In active nucleoli, machineries involved in the biogenesis of ribosomal RNAs (rRNAs) are compartmentalized. The late rRNA processing proteins are localized in the granular component (GC). Here we investigate the behavior of these proteins when production of 28S is impaired and when this blockage is reversed. The 5,6-dichloro-1-β- d-ribofuranosylbenzimidazole (DRB) provokes dispersion of rDNA clusters and we demonstrate that DRB induces disconnection of the late rRNA processing proteins from the transcription sites. These processing proteins are still associated in independent masses without detectable 28S rRNA, indicating that compartmentation of the late rRNA processing machinery is not necessarily linked to processing activity. Removing DRB reverses this disconnection and promotes rRNA processing. Nucleolar reformation occurs in two successive steps, dynamic recruitment to transcription sites of the processing proteins, followed by rDNA compaction.

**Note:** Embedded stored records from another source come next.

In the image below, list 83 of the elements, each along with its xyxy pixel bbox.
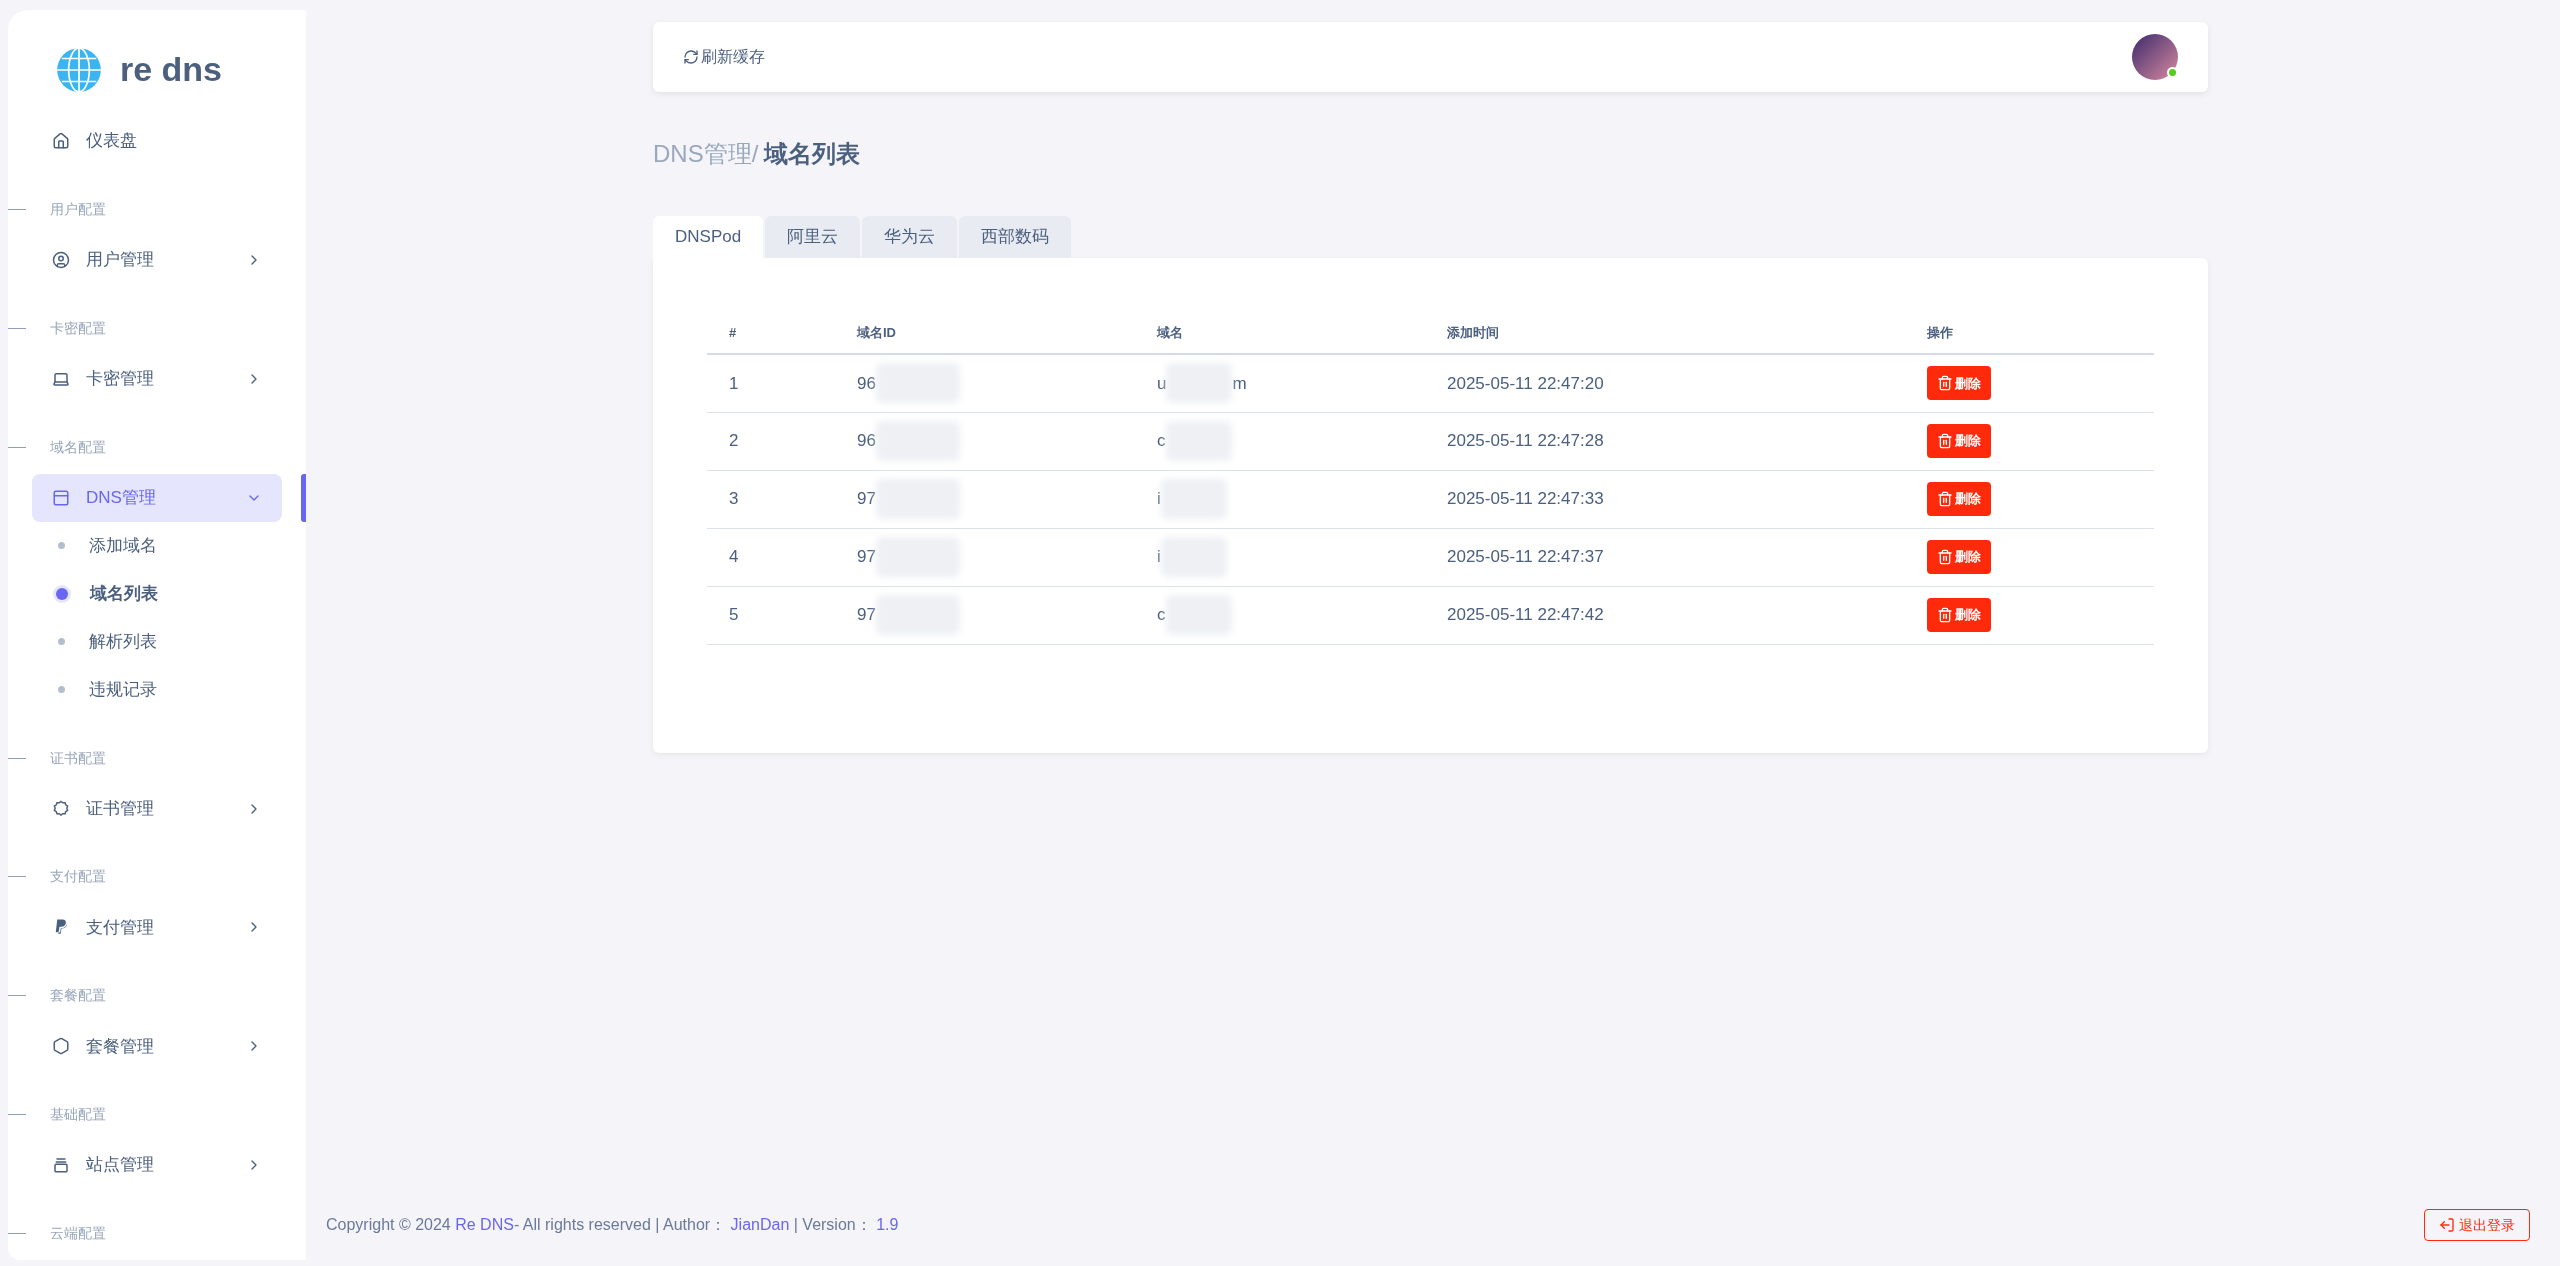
refresh-cache-button[interactable]: 刷新缓存 <box>683 45 765 69</box>
trash-icon <box>1937 433 1953 449</box>
table-cell: 1 <box>729 373 739 393</box>
menu-item[interactable]: 站点管理 <box>32 1141 282 1190</box>
table-cell-text: 97 <box>857 488 876 511</box>
provider-tab[interactable]: 西部数码 <box>959 216 1072 258</box>
table-cell: 2025-05-11 22:47:28 <box>1447 431 1604 451</box>
user-circle-icon <box>52 250 70 269</box>
brand-link[interactable]: Re DNS <box>455 1216 514 1233</box>
globe-logo-icon <box>56 46 102 93</box>
hexagon-icon <box>52 1037 70 1056</box>
menu-item[interactable]: 用户管理 <box>32 235 282 284</box>
bullet-icon <box>56 587 68 600</box>
table-cell: 2 <box>729 431 739 451</box>
table-cell-text: m <box>1232 372 1247 395</box>
trash-icon <box>1937 549 1953 565</box>
provider-tab[interactable]: DNSPod <box>653 216 764 258</box>
section-label: 支付配置 <box>50 867 106 887</box>
menu-item[interactable]: 支付管理 <box>32 903 282 952</box>
page-title: 域名列表 <box>764 139 861 169</box>
submenu-item[interactable]: 域名列表 <box>8 569 306 618</box>
column-header: 域名ID <box>857 324 896 340</box>
stack-icon <box>52 1156 70 1175</box>
submenu-item[interactable]: 添加域名 <box>8 521 306 570</box>
section-label: 证书配置 <box>50 748 106 768</box>
section-label: 用户配置 <box>50 199 106 219</box>
submenu-item[interactable]: 违规记录 <box>8 665 306 714</box>
menu-item[interactable]: 证书管理 <box>32 784 282 833</box>
delete-button[interactable]: 删除 <box>1927 482 1991 516</box>
delete-button[interactable]: 删除 <box>1927 424 1991 458</box>
table-cell: 2025-05-11 22:47:33 <box>1447 489 1604 509</box>
column-header: 添加时间 <box>1447 324 1499 340</box>
table-cell-text: 97 <box>857 546 876 569</box>
badge-icon <box>52 799 70 818</box>
column-header: 域名 <box>1157 324 1183 340</box>
avatar[interactable] <box>2132 34 2178 80</box>
section-label: 套餐配置 <box>50 986 106 1006</box>
submenu-item[interactable]: 解析列表 <box>8 617 306 666</box>
footer-text: Copyright © 2024 Re DNS- All rights reserved | Author： JianDan | Version： 1.9 <box>326 1215 899 1235</box>
logout-icon <box>2439 1217 2455 1233</box>
table-cell-text: i <box>1157 546 1161 569</box>
column-header: 操作 <box>1927 324 1953 340</box>
active-indicator <box>301 473 306 522</box>
section-label: 云端配置 <box>50 1224 106 1244</box>
table-cell: 4 <box>729 547 739 567</box>
provider-tab[interactable]: 阿里云 <box>765 216 861 258</box>
table-cell: 2025-05-11 22:47:37 <box>1447 547 1604 567</box>
section-label: 卡密配置 <box>50 318 106 338</box>
table-cell-text: 97 <box>857 604 876 627</box>
window-icon <box>52 488 70 507</box>
delete-button[interactable]: 删除 <box>1927 598 1991 632</box>
logo-text: re dns <box>120 49 223 90</box>
provider-tab[interactable]: 华为云 <box>862 216 958 258</box>
delete-button[interactable]: 删除 <box>1927 366 1991 401</box>
trash-icon <box>1937 491 1953 507</box>
trash-icon <box>1937 375 1953 392</box>
table-cell: 2025-05-11 22:47:42 <box>1447 605 1604 625</box>
bullet-icon <box>58 638 65 646</box>
menu-item[interactable]: 套餐管理 <box>32 1022 282 1071</box>
table-cell: 5 <box>729 605 739 625</box>
menu-item[interactable]: 仪表盘 <box>32 117 282 165</box>
section-label: 域名配置 <box>50 437 106 457</box>
menu-item[interactable]: DNS管理 <box>32 473 282 522</box>
column-header: # <box>729 324 737 340</box>
table-cell-text: c <box>1157 430 1166 453</box>
table-cell-text: i <box>1157 488 1161 511</box>
bullet-icon <box>58 686 65 694</box>
home-icon <box>52 132 70 150</box>
section-label: 基础配置 <box>50 1105 106 1125</box>
bullet-icon <box>58 542 65 550</box>
logout-button[interactable]: 退出登录 <box>2424 1209 2530 1241</box>
delete-button[interactable]: 删除 <box>1927 540 1991 574</box>
trash-icon <box>1937 607 1953 623</box>
table-cell: 3 <box>729 489 739 509</box>
table-cell-text: u <box>1157 372 1167 395</box>
table-cell-text: 96 <box>857 430 876 453</box>
table-cell-text: 96 <box>857 372 876 395</box>
refresh-icon <box>683 49 699 65</box>
author-link[interactable]: JianDan <box>730 1216 790 1233</box>
menu-item[interactable]: 卡密管理 <box>32 354 282 403</box>
table-cell-text: c <box>1157 604 1166 627</box>
table-cell: 2025-05-11 22:47:20 <box>1447 373 1604 393</box>
version-link[interactable]: 1.9 <box>876 1216 899 1233</box>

We demonstrate that both steps are sensitive to temperature, suggesting an energy-dependent process. Traffic of processing proteins analyzed by fluorescence recovery after photobleaching is similar in masses disconnected from transcription sites and in the granular component of the active nucleolus. This suggests that protein dynamics and interactions, and not only their processing activity, determine compartmentation of the nucleolar machineries.